# Closet Veg Room



## xRedkiller03x (Oct 2, 2011)

lol


----------



## Hushpuppy (Oct 2, 2011)

Yeah, that sounds like you have a good plan. Good quality flat white paint is about the best thing to use in my opinion. Get you a good sized piece of cardboard and paint it white as well for the separator wall. Or if you want to go high tech, Lowes and Home depot have some thin insulation that is like plastic bubblewrap but it has mylar on the outsides of it that is 97% reflective. It comes in rolls of 2x25ft and bigger.
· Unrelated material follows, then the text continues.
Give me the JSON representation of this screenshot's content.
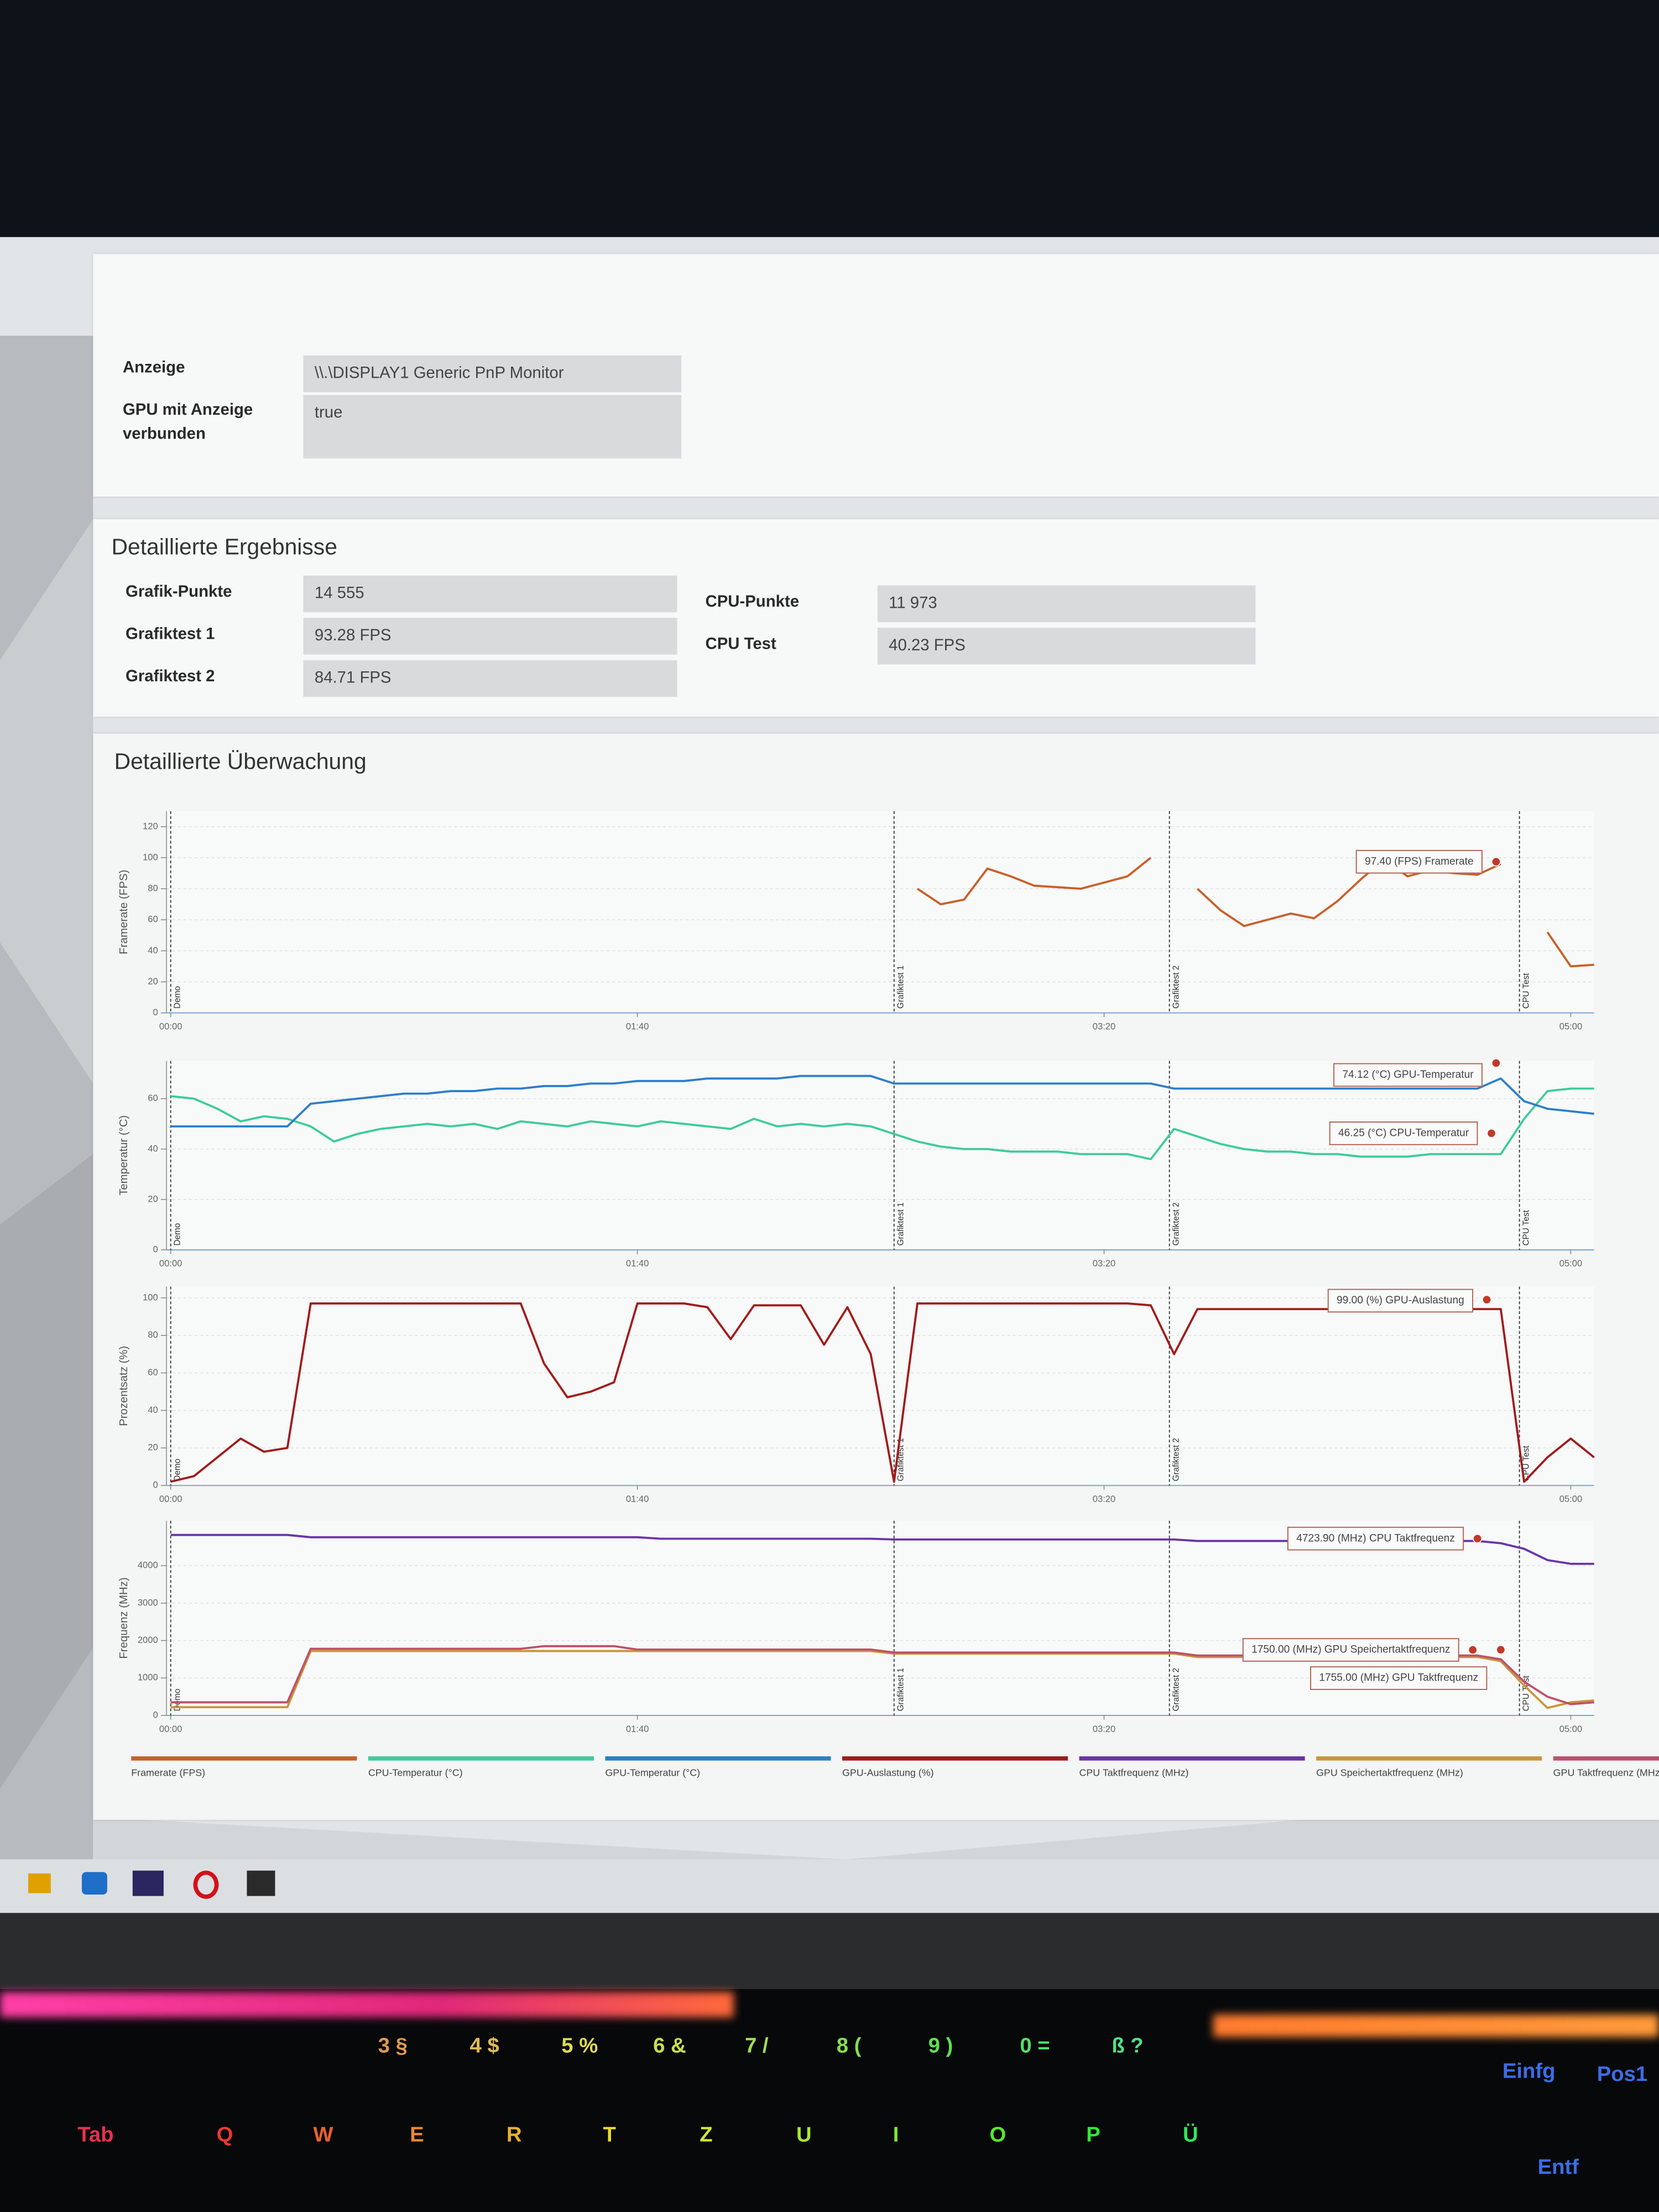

Seems like the 2x25' roll was about $40.


----------



## The Hemp Goddess (Oct 2, 2011)

xRedkiller03x said:
			
		

> hi guys im thinking of making Half of my closet into a small Veg Grow Room and my tent For Flowering. right now i have Auto's Growing in my Tent and was planing on creating my Closet into Another Grow Area because once my plants hit 1 month i wanna have another batch of plants begining to grow in my Veg area and when my Autos Flower and are Harvested(1 month later) i will move my other Auto's from my closet to my 400 Watt Grow Tent. and Create a AutoFlowering cycle
> 
> Now Half Of my Closet Dimensions are 55" Long, 60" Height, 22" Wide.
> 
> ...



I'm confused--I really do not understand the purpose of having a "veg" space and a "flowering space" if you are growing autos which actually do not have a veg time. 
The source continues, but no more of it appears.